Et voici comment le simple se révèle efficace, et voici comment le petit prend une dimension majeure.

La petite boîte, Eric Battut, Didier jeunesse, 12,90€

La Commune

Le duo avait déjà produit un formidable Nous, notre histoire qui parcourait 150000 ans d’humanité. Sans mention de personnage historique, le documentaire historique se penchait sur l’Histoire des peuples, une histoire pas seulement occidentale, mais terrestre.

Dans ce documentaire, Christophe Ylla-Somers et Yvan Pommaux se centrent sur Paris et son épisode utopique et sanglant de La Commune. Si l’épisode est situé géographiquement, si de grandes personnalités apparaissent, c’est ici encore le peuple qui est dépeint comme acteur de l’Histoire, un peuple vibrant, rempli d’ambitions, aspirant à la démocratie, à l’égalité, à l’éducation.

« Dans cette société rêvée, on aurait placé la réussite collective au-dessus de l’individuelle, éloigné les croyances et les religions au profit de la science et du progrès, méprisé l’avidité, l’enrichissement personnel forcené… »

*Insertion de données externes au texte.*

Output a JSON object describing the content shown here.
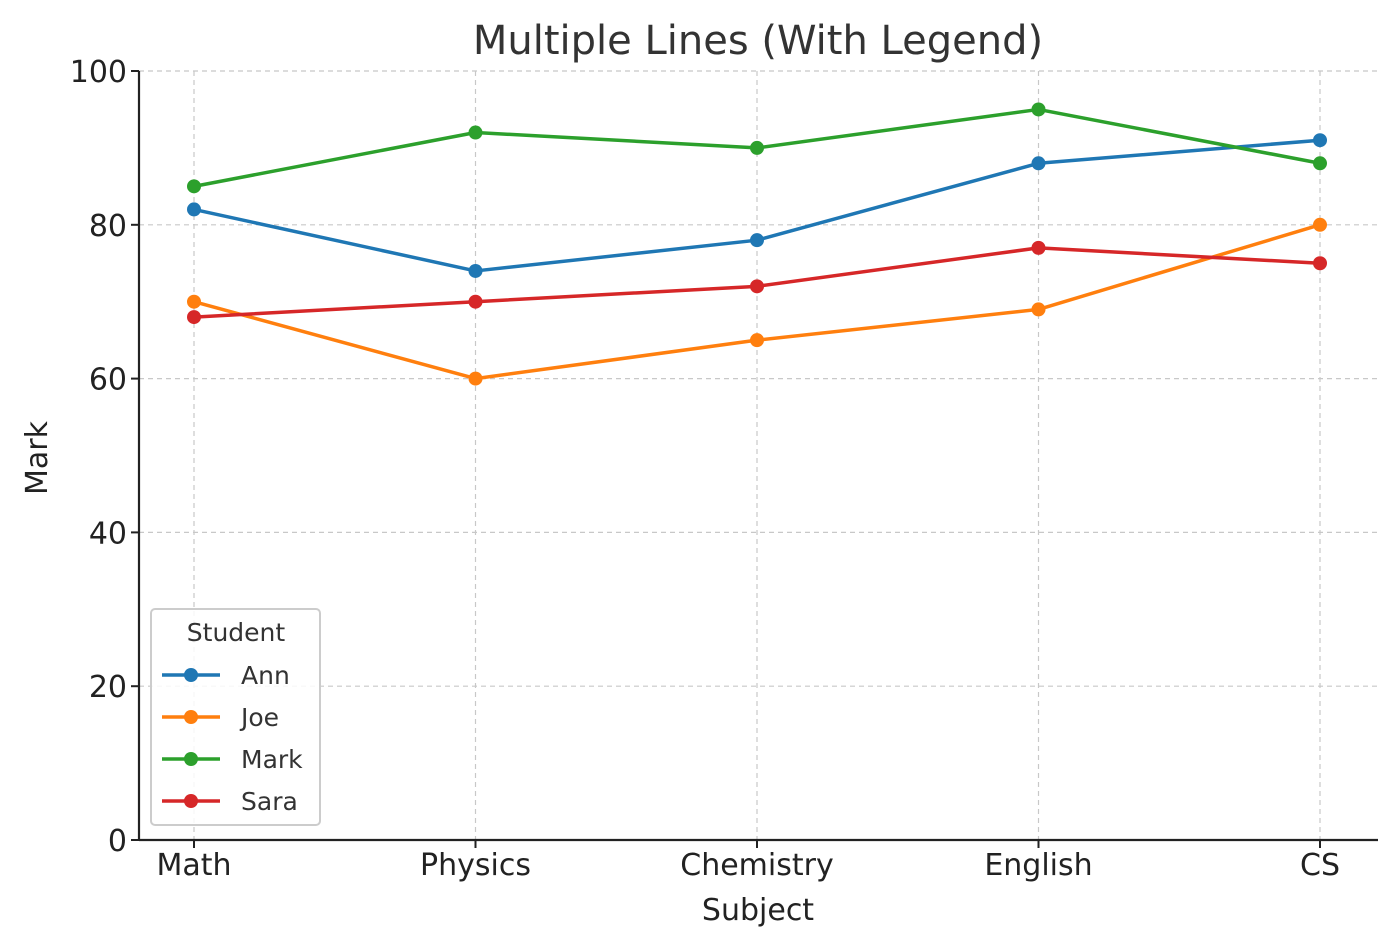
{
  "chart_data": {
    "type": "line",
    "title": "Multiple Lines (With Legend)",
    "xlabel": "Subject",
    "ylabel": "Mark",
    "categories": [
      "Math",
      "Physics",
      "Chemistry",
      "English",
      "CS"
    ],
    "ylim": [
      0,
      100
    ],
    "yticks": [
      0,
      20,
      40,
      60,
      80,
      100
    ],
    "grid": true,
    "legend": {
      "title": "Student",
      "position": "lower-left"
    },
    "series": [
      {
        "name": "Ann",
        "color": "#1f77b4",
        "values": [
          82,
          74,
          78,
          88,
          91
        ]
      },
      {
        "name": "Joe",
        "color": "#ff7f0e",
        "values": [
          70,
          60,
          65,
          69,
          80
        ]
      },
      {
        "name": "Mark",
        "color": "#2ca02c",
        "values": [
          85,
          92,
          90,
          95,
          88
        ]
      },
      {
        "name": "Sara",
        "color": "#d62728",
        "values": [
          68,
          70,
          72,
          77,
          75
        ]
      }
    ],
    "marker": "circle"
  }
}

Par ceux qui n’avaient pas intérêt à le voir éclore, le rêve a été sauvagement écrasé avant de pouvoir devenir réalité. Mais les idéaux demeurent… le souffle de Victor Hugo, Louise Michel, et de tous ceux qui les ont portés, nous parviennent heureusement encore.

Trois autres titres inaugurent la nouvelle collection de documentaires de l’école des loisirs : Le Moyen Age, La Révolution française, Louis XIV.

La Commune, Christophe Ylla-Somers et Yvan Pommaux, collection Grandes images de l’Histoire, l’école des loisirs, 11,80€

La fée sorcière

Du rose, beaucoup de rose, des fées, beaucoup de fées…

« – Et des paillettes ? », commence à se réjouir l’adulte bien intentionné qui pense avoir trouvé ce qu’il cherchait pour la petite fille à qui il souhaite offrir un livre… Un livre qui lui fasse plaisir, qui lui corresponde, elle qui aime tant le rose, les fées, les princesses, la Reine des neiges, etc.

Non, pas de paillettes, mais de la nuance, beaucoup de nuance…

C’est justement dans son exploitation de la couleur rose et dans la présentation de son personnage principal, une fée sorcière, que cet album est l’anti-album pour fifilles.

Car le rose est nuancé et subtil, et l’identité du personnage féminin est présentée dans sa complexité : ni tout à fait fée, ni tout à fait sorcière.

C’est ainsi que le petit garçon – a priori réticent – à qui j’ai lu l’histoire s’est trouvé happé et emballé par cette histoire d’affirmation de soi. Avec des proportions variées de masculin et de féminin, nous sommes tous un peu fée et un peu sorcière.